Case report:

A 37-year-old male presented to our hospital with persistent severe headache and fever. He was apparently well 8 days back when he had malaise and moderate headache. Following this, the same day he had fever of recorded temp of 104F with chills and rigor associated with generalized myalgia but reported no vomiting, photophobia or loss of consciousness. The next day he had multiple episodes of vomiting followed by an episode of loss of consciousness associated with tonic spasm of body and followed by clonic jerky movements of limbs for about one minute. It was associated with frothing from the mouth, lateral tongue bite and deviation of angle of mouth to the left side. There was no bowel bladder incontinence. It was followed by period of post ictal confusion for about half an hour where he couldn’t speak coherently but was able to move all four limbs. He was swiftly taken to nearby hospital and managed as seizure disorder. During the six days stay at the hospital he did not have another episode of loss of consciousness but fever and headache persisted which were still moderate in intensity. Likewise, after the first three days of hospital stay he complained of increased somnolence and was disorientation to time and place. He developed irrelevant talking and mutism at other times. Thus, dissatisfied with the level of care and deteriorating status of patient, the family members brought him to our hospital after being discharged on patient request. On presentation, he had a fever of 102F. On CNS examination his naming, short term, and long term memory were impaired. His sensory and motor examination were intact. There were no cerebellar or meningeal signs. Planters were bilateral downgoing. His chest and cardiovascular examination were within normal limits. Thus with these background clinical features a provisional diagnosis of viral encephalitis was made and acyclovir started.

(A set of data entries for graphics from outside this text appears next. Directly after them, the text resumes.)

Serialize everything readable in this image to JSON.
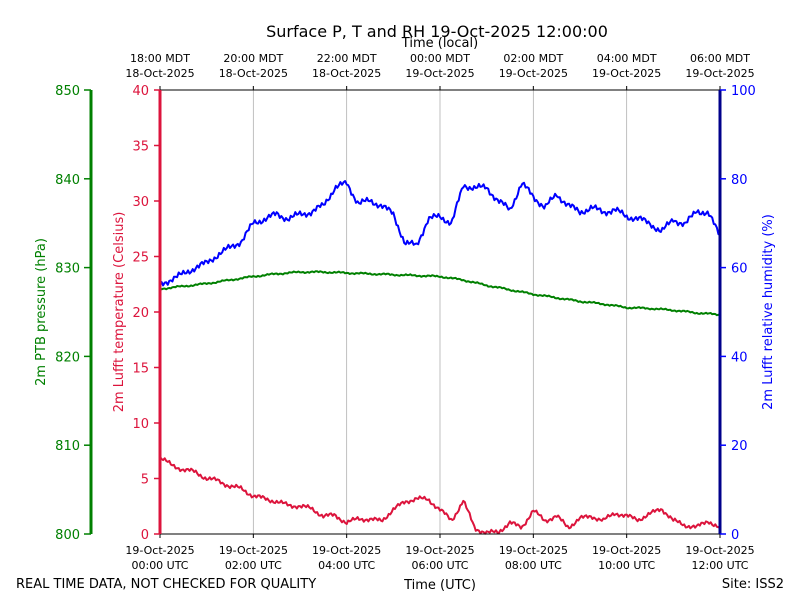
{
  "chart_data": {
    "type": "line",
    "title": "Surface P, T and RH 19-Oct-2025 12:00:00",
    "xlabel_bottom": "Time (UTC)",
    "xlabel_top": "Time (local)",
    "x_range_hours": [
      0,
      12
    ],
    "x_ticks_bottom": [
      {
        "h": 0,
        "l1": "19-Oct-2025",
        "l2": "00:00 UTC"
      },
      {
        "h": 2,
        "l1": "19-Oct-2025",
        "l2": "02:00 UTC"
      },
      {
        "h": 4,
        "l1": "19-Oct-2025",
        "l2": "04:00 UTC"
      },
      {
        "h": 6,
        "l1": "19-Oct-2025",
        "l2": "06:00 UTC"
      },
      {
        "h": 8,
        "l1": "19-Oct-2025",
        "l2": "08:00 UTC"
      },
      {
        "h": 10,
        "l1": "19-Oct-2025",
        "l2": "10:00 UTC"
      },
      {
        "h": 12,
        "l1": "19-Oct-2025",
        "l2": "12:00 UTC"
      }
    ],
    "x_ticks_top": [
      {
        "h": 0,
        "l1": "18:00 MDT",
        "l2": "18-Oct-2025"
      },
      {
        "h": 2,
        "l1": "20:00 MDT",
        "l2": "18-Oct-2025"
      },
      {
        "h": 4,
        "l1": "22:00 MDT",
        "l2": "18-Oct-2025"
      },
      {
        "h": 6,
        "l1": "00:00 MDT",
        "l2": "19-Oct-2025"
      },
      {
        "h": 8,
        "l1": "02:00 MDT",
        "l2": "19-Oct-2025"
      },
      {
        "h": 10,
        "l1": "04:00 MDT",
        "l2": "19-Oct-2025"
      },
      {
        "h": 12,
        "l1": "06:00 MDT",
        "l2": "19-Oct-2025"
      }
    ],
    "axes": {
      "pressure": {
        "label": "2m PTB pressure (hPa)",
        "range": [
          800,
          850
        ],
        "ticks": [
          800,
          810,
          820,
          830,
          840,
          850
        ],
        "color": "#008000"
      },
      "temperature": {
        "label": "2m Lufft temperature (Celsius)",
        "range": [
          0,
          40
        ],
        "ticks": [
          0,
          5,
          10,
          15,
          20,
          25,
          30,
          35,
          40
        ],
        "color": "#dc143c"
      },
      "humidity": {
        "label": "2m Lufft relative humidity (%)",
        "range": [
          0,
          100
        ],
        "ticks": [
          0,
          20,
          40,
          60,
          80,
          100
        ],
        "color": "#0000ff"
      }
    },
    "series": [
      {
        "name": "2m PTB pressure",
        "axis": "pressure",
        "color": "#008000",
        "x": [
          0,
          0.5,
          1,
          1.5,
          2,
          2.5,
          3,
          3.5,
          4,
          4.5,
          5,
          5.5,
          6,
          6.5,
          7,
          7.5,
          8,
          8.5,
          9,
          9.5,
          10,
          10.5,
          11,
          11.5,
          12
        ],
        "y": [
          827.6,
          827.9,
          828.2,
          828.6,
          829.0,
          829.3,
          829.5,
          829.5,
          829.4,
          829.3,
          829.2,
          829.1,
          829.0,
          828.6,
          828.0,
          827.5,
          827.0,
          826.6,
          826.2,
          825.9,
          825.5,
          825.4,
          825.2,
          824.9,
          824.7
        ]
      },
      {
        "name": "2m Lufft temperature",
        "axis": "temperature",
        "color": "#dc143c",
        "x": [
          0,
          0.25,
          0.5,
          0.75,
          1,
          1.25,
          1.5,
          1.75,
          2,
          2.25,
          2.5,
          2.75,
          3,
          3.25,
          3.5,
          3.75,
          4,
          4.25,
          4.5,
          4.75,
          5,
          5.25,
          5.5,
          5.75,
          6,
          6.25,
          6.5,
          6.75,
          7,
          7.25,
          7.5,
          7.75,
          8,
          8.25,
          8.5,
          8.75,
          9,
          9.25,
          9.5,
          9.75,
          10,
          10.25,
          10.5,
          10.75,
          11,
          11.25,
          11.5,
          11.75,
          12
        ],
        "y": [
          6.9,
          6.2,
          5.8,
          5.6,
          5.0,
          4.8,
          4.3,
          4.1,
          3.4,
          3.2,
          2.9,
          2.6,
          2.5,
          2.3,
          1.6,
          1.7,
          1.0,
          1.4,
          1.3,
          1.2,
          2.2,
          2.9,
          3.2,
          3.1,
          2.2,
          1.2,
          3.0,
          0.5,
          0.1,
          0.2,
          1.0,
          0.6,
          2.1,
          1.2,
          1.6,
          0.6,
          1.4,
          1.6,
          1.2,
          1.9,
          1.6,
          1.3,
          1.8,
          2.3,
          1.2,
          0.8,
          0.6,
          1.2,
          0.5
        ]
      },
      {
        "name": "2m Lufft relative humidity",
        "axis": "humidity",
        "color": "#0000ff",
        "x": [
          0,
          0.25,
          0.5,
          0.75,
          1,
          1.25,
          1.5,
          1.75,
          2,
          2.25,
          2.5,
          2.75,
          3,
          3.25,
          3.5,
          3.75,
          4,
          4.25,
          4.5,
          4.75,
          5,
          5.25,
          5.5,
          5.75,
          6,
          6.25,
          6.5,
          6.75,
          7,
          7.25,
          7.5,
          7.75,
          8,
          8.25,
          8.5,
          8.75,
          9,
          9.25,
          9.5,
          9.75,
          10,
          10.25,
          10.5,
          10.75,
          11,
          11.25,
          11.5,
          11.75,
          12
        ],
        "y": [
          56,
          57.5,
          58.5,
          60,
          61,
          63,
          64.5,
          66,
          70,
          71,
          72,
          71,
          72,
          72.5,
          74,
          78,
          79,
          74.5,
          75,
          74,
          72,
          65.5,
          65,
          71,
          71.5,
          70,
          78.5,
          78,
          78,
          75,
          73,
          79,
          76,
          73.5,
          76.5,
          74,
          72.5,
          73.5,
          72.5,
          73,
          71.5,
          71,
          70,
          68,
          71,
          69.5,
          73,
          72,
          67.5
        ]
      }
    ],
    "footer_left": "REAL TIME DATA, NOT CHECKED FOR QUALITY",
    "footer_right": "Site: ISS2"
  }
}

Investigations were sent, including blood investigation, cerebrospinal fluid (CSF) analysis. Here total white blood cells (WBC)counts were raised to about 19680 cells/ cu mm3 and blood sodium was 127mEq/L rest were within normal limits. On CSF examination, his blood count was raised to 200 cells/cu mm with monomorphs of 40% and polymorphs of 60%, sugar level was normal (60), and protein was raised (159); RBCs were not mentioned. Microbiological exam of CSF showed no growth on culture and no bacterial cells on gram stain. MRI brain showed features suggestive of herpes encephalitis involving right temporal lobe and cingulated gyrus without any signs of hemorrhage as depicted in figure 1. These findings were supportive of our provisional diagnosis of viral encephalitis. Thus, CSF Polymerase chain reaction (PCR) was sent which came positive for HSV 1 DNA. Thus a final diagnosis of HSV 1 encephalitis was made.

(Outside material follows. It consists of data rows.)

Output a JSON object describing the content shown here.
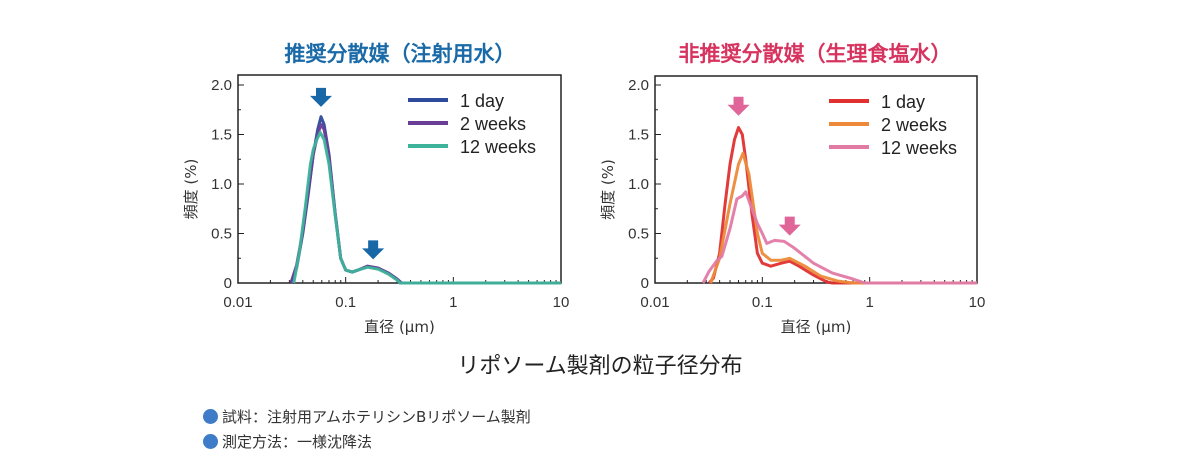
{
  "chart_data": [
    {
      "type": "line",
      "title": "推奨分散媒（注射用水）",
      "title_color": "#1a6aa8",
      "xlabel": "直径 (μm)",
      "ylabel": "頻度 (%)",
      "xscale": "log",
      "xlim": [
        0.01,
        10
      ],
      "ylim": [
        0,
        2.0
      ],
      "xticks": [
        "0.01",
        "0.1",
        "1",
        "10"
      ],
      "yticks": [
        "0",
        "0.5",
        "1.0",
        "1.5",
        "2.0"
      ],
      "legend_position": "top-right",
      "arrow_color": "#1868a8",
      "arrows": [
        {
          "x": 0.059,
          "y": 1.87
        },
        {
          "x": 0.18,
          "y": 0.33
        }
      ],
      "series": [
        {
          "name": "1 day",
          "color": "#2e4a9a",
          "x": [
            0.031,
            0.035,
            0.04,
            0.045,
            0.05,
            0.055,
            0.059,
            0.063,
            0.07,
            0.08,
            0.09,
            0.1,
            0.115,
            0.13,
            0.16,
            0.2,
            0.25,
            0.3,
            0.33,
            10
          ],
          "y": [
            0,
            0.15,
            0.5,
            0.9,
            1.3,
            1.55,
            1.68,
            1.6,
            1.3,
            0.7,
            0.25,
            0.13,
            0.11,
            0.13,
            0.17,
            0.15,
            0.1,
            0.04,
            0,
            0
          ]
        },
        {
          "name": "2 weeks",
          "color": "#6a3d99",
          "x": [
            0.031,
            0.035,
            0.04,
            0.045,
            0.05,
            0.055,
            0.059,
            0.063,
            0.07,
            0.08,
            0.09,
            0.1,
            0.115,
            0.13,
            0.16,
            0.2,
            0.25,
            0.3,
            0.33,
            10
          ],
          "y": [
            0,
            0.18,
            0.52,
            0.92,
            1.3,
            1.5,
            1.6,
            1.55,
            1.28,
            0.7,
            0.25,
            0.13,
            0.11,
            0.13,
            0.17,
            0.15,
            0.1,
            0.04,
            0,
            0
          ]
        },
        {
          "name": "12 weeks",
          "color": "#3db39a",
          "x": [
            0.033,
            0.037,
            0.042,
            0.047,
            0.05,
            0.054,
            0.058,
            0.063,
            0.07,
            0.08,
            0.09,
            0.1,
            0.115,
            0.13,
            0.16,
            0.2,
            0.25,
            0.3,
            0.32,
            10
          ],
          "y": [
            0,
            0.3,
            0.75,
            1.2,
            1.35,
            1.45,
            1.52,
            1.45,
            1.2,
            0.68,
            0.25,
            0.13,
            0.11,
            0.13,
            0.16,
            0.14,
            0.09,
            0.03,
            0,
            0
          ]
        }
      ]
    },
    {
      "type": "line",
      "title": "非推奨分散媒（生理食塩水）",
      "title_color": "#d6335f",
      "xlabel": "直径 (μm)",
      "ylabel": "頻度 (%)",
      "xscale": "log",
      "xlim": [
        0.01,
        10
      ],
      "ylim": [
        0,
        2.0
      ],
      "xticks": [
        "0.01",
        "0.1",
        "1",
        "10"
      ],
      "yticks": [
        "0",
        "0.5",
        "1.0",
        "1.5",
        "2.0"
      ],
      "legend_position": "top-right",
      "arrow_color": "#e0669a",
      "arrows": [
        {
          "x": 0.06,
          "y": 1.78
        },
        {
          "x": 0.18,
          "y": 0.57
        }
      ],
      "series": [
        {
          "name": "1 day",
          "color": "#e03030",
          "x": [
            0.032,
            0.035,
            0.04,
            0.045,
            0.05,
            0.055,
            0.06,
            0.065,
            0.07,
            0.08,
            0.09,
            0.1,
            0.12,
            0.15,
            0.18,
            0.22,
            0.3,
            0.4,
            0.45,
            10
          ],
          "y": [
            0,
            0.05,
            0.3,
            0.8,
            1.2,
            1.45,
            1.57,
            1.5,
            1.25,
            0.7,
            0.3,
            0.2,
            0.17,
            0.2,
            0.22,
            0.17,
            0.08,
            0.01,
            0,
            0
          ]
        },
        {
          "name": "2 weeks",
          "color": "#ec8a3a",
          "x": [
            0.033,
            0.04,
            0.05,
            0.06,
            0.066,
            0.075,
            0.09,
            0.1,
            0.12,
            0.15,
            0.18,
            0.25,
            0.35,
            0.5,
            0.7,
            10
          ],
          "y": [
            0,
            0.25,
            0.8,
            1.2,
            1.31,
            1.1,
            0.5,
            0.3,
            0.23,
            0.23,
            0.25,
            0.17,
            0.07,
            0.02,
            0,
            0
          ]
        },
        {
          "name": "12 weeks",
          "color": "#e27aa6",
          "x": [
            0.028,
            0.032,
            0.038,
            0.042,
            0.05,
            0.058,
            0.065,
            0.07,
            0.08,
            0.09,
            0.1,
            0.11,
            0.13,
            0.16,
            0.2,
            0.3,
            0.45,
            0.7,
            0.9,
            10
          ],
          "y": [
            0,
            0.12,
            0.23,
            0.27,
            0.55,
            0.85,
            0.88,
            0.92,
            0.75,
            0.6,
            0.5,
            0.4,
            0.43,
            0.42,
            0.35,
            0.2,
            0.1,
            0.04,
            0,
            0
          ]
        }
      ]
    }
  ],
  "main_title": "リポソーム製剤の粒子径分布",
  "notes": [
    "試料：注射用アムホテリシンBリポソーム製剤",
    "測定方法：一様沈降法"
  ],
  "note_bullet_color": "#3e7cc8"
}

However, on day six he began to develop severe headache and begun to be disoriented to time place and person. Consequently, a head Computed Tomography (CT) scan of head showed hematoma on right temporal lobe, as seen on the figure 2. A coagulation profile was done at that time showed no abnormality. Therefore, he was shifted to medical ICU for close monitoring of his hemodynamic and neurological status. The headache persisted for three more days then gradually subsided. To address the raised ICP head elevation was done, mannitol and hypertonic saline were used but steroids were not. No surgical interventions were needed. He was well oriented to time place and person by the end of sixth day of ICU stay. His naming, short term and long term memory were still impaired otherwise his neurological exam was the same. Following eight days of ICU stay he was shifted to general ward. On discharge, his naming, short term and long term memory function had not still recovered. Motor and sensory examinations were intact throughout. He had completed 21 days of acyclovir therapy. He was discharged after 27 days of hospital stay on levateracetam for seizure prophylaxis and was asked to come for follow up in 15 days. His assessment 15 days later, he still had problems with naming, short term and long term memories but was gradually improving. Rest of the neurological examinations were normal.